Dessert place setting- the finger bowl is on the white doily to the left. [via Wikimedia Commons]

Finger bowls are one of those mainstays of snooty etiquette examples, with people focusing on this one obscure bit of etiquette as a reason it is outdated and unnecessary. Obviously, our whole point with this website is to show how etiquette is still useful and necessary. But it is also fun to talk about things like finger bowls!

So what is a finger bowl? It is essentially a little bowl of water that you dip your fingers in to clean them at the dinner table.

Some reference books claim they have been used on and off from medieval times until now, but I can barely find any references to them in etiquette books before 1900. So I believe finger bowls as we imagine them must have been a late Victorian/Gilded Age invention.

Finger bowls are always served with the dessert course. In fact, as the change of plates and silverware for the dessert course is brought out, the finger bowl is actual on top of a doily on top of the dessert plate. The diner then removes the finger bowl from the plate and places it (and the doily!) to the front and slightly left of the place setting. However, if there is no silverware on the plate with the finger bowl, it signals that there is no dessert and then the finger bowl is left on the plate.

To use the finger bowl, you gently dip the very tips of your fingers into the water and then dry them off with your napkin. You may also dab a bit of the water onto your lips with your fingers and then pat dry with the napkin. You are not really supposed to be washing your hands, merely giving a polite impression of cleanliness.
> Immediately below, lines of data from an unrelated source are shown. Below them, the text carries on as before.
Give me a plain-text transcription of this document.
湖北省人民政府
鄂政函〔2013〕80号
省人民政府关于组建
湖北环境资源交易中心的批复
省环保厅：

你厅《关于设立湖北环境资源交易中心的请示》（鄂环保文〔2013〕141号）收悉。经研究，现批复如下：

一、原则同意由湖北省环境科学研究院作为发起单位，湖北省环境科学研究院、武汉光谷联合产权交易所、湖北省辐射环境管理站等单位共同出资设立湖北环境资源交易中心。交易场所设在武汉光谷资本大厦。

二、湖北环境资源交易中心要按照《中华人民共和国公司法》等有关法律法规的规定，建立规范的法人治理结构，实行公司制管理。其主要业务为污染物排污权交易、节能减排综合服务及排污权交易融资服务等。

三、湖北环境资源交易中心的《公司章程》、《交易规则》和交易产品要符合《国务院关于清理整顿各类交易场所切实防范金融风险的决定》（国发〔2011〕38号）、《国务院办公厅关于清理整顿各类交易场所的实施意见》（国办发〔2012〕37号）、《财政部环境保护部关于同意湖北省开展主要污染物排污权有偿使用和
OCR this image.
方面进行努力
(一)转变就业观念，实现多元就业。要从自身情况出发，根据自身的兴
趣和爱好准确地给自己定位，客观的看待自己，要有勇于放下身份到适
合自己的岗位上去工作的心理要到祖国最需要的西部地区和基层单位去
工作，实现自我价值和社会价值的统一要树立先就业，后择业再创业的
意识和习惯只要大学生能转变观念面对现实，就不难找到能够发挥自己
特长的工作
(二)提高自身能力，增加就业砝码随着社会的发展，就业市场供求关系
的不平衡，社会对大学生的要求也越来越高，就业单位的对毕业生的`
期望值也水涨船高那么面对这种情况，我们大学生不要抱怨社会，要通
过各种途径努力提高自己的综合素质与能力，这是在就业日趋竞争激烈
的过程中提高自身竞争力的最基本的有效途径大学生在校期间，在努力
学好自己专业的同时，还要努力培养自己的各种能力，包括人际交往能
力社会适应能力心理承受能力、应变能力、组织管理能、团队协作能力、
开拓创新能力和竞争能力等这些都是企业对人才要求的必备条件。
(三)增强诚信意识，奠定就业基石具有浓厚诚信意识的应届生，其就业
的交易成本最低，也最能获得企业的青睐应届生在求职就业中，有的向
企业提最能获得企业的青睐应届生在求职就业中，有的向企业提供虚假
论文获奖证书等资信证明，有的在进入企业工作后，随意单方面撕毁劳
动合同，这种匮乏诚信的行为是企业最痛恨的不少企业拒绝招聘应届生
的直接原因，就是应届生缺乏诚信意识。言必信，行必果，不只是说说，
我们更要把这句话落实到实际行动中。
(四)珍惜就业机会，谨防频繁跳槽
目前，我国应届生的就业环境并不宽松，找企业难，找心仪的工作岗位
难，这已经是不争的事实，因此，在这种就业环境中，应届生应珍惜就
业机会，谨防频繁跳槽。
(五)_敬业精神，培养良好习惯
A more serious, soapy bowl of water may be given after eating messy foods such as lobster. Of course, nowadays we have those handy packets of wet wipes that rib joints pass out- not quite as elegant but definitely more practical.

Of course my favorite finger bowl story is the one where the impolite rube is at a fancy society dinner and drinks the contents of the bowl. His hostess (often said to be Queen Victoria) promptly drinks her finger bowl water also, so that he doesn’t feel that he has done something wrong. A perfect example of the spirit in which etiquette exists: to make everyone feel comfortable.

Interestingly, despite the fact that no one actually uses finger bowls anymore, every contemporary book of dining etiquette mentions how to use them. I’ve eaten at a lot of fancy places and have never seen them. If you have, please tell me where in the comments!